I've made a change!! 6 months ago, feeling a bit lost, uninspired and confused about my future direction I decided to make a change. I've always felt like I was the square peg trying to fit into the round hole at work.....it was a struggle. And I was so unhappy. So I did something pretty unusual for me. I just up and quit. No back up plan. No future plan. Nothing. Just a sense that I could find something that felt more like play than work. Something that I would be excited to do every day. Something challenging and ultimately rewarding. Something that would allow me to be true to myself. I let go and trusted that God would lead me to my next work/life adventure. And you know what???? She has!!
|Rolling out the hammie|
It was truly a leap of faith and something that I had to do. I felt like I was slowly dying and my true self was being buried. It was strange for the first month. As I looked for work in the same industry, I was continually rejected. I didn't get calls back. And the work I was offered were things I had done 20 - 25 years ago. Taking 20 steps back in order to maybe get ahead in a couple of years??? At age 49 (now 50) that seemed awful and I couldn't imagine finding fulfillment and happiness with that.

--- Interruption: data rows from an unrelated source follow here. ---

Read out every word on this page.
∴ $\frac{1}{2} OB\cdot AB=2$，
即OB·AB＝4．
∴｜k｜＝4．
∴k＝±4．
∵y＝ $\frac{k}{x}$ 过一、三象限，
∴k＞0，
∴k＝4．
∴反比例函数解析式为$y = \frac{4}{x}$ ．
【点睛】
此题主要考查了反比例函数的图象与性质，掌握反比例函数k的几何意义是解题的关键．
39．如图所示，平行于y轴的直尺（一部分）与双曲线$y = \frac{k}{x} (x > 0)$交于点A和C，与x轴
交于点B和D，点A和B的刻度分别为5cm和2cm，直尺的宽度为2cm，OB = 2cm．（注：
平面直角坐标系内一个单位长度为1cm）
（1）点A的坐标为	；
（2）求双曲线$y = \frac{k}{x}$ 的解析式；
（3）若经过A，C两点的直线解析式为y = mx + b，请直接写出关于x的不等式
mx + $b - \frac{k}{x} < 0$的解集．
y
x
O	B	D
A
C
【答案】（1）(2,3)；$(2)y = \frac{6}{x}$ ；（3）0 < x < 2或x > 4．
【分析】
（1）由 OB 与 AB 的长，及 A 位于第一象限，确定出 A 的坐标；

|Indian Summer Run on Highline|
It wasn't until I saw an announcement at my gym that they were offering a class to become a Certified Personal Trainer. And then I knew. That was it. That was what I wanted to do. A completely different career yet somewhat the same in that I never stopped coaching triathletes while I had an office job. I took another leap and signed up. It was a 10 week course with classroom time and lots and lots of hours on the gym floor learning how to train people to reach their goals. 3 nights a week and Saturday afternoons. I loved it all! My classmates were fantastic, I made new friends, and the teacher - Vic - was amazing. He's a Master Trainer (Big Deal) and I feel so blessed that I found this class with him leading it.
|Me and my classmates|
Of course, that didn't answer the question of how will I make a living. But I knew I was on the right track. And as I learned more, the possibilities of how to use this knowledge just grew. As an athlete, a triathlete, I've seen so many people that I love and admire get injured and then injured again. No one seems to get through a season healthy - we all just hope to hit that starting line and finish our races without falling apart. It's that horrible cumulative injury cycle so many of us have been on. As a coach, my main objective has always been to get my athletes to that starting line as healthy as possible. I have always believed it's better to be a bit undertrained and healthy rather than overtrained, burned out and injured.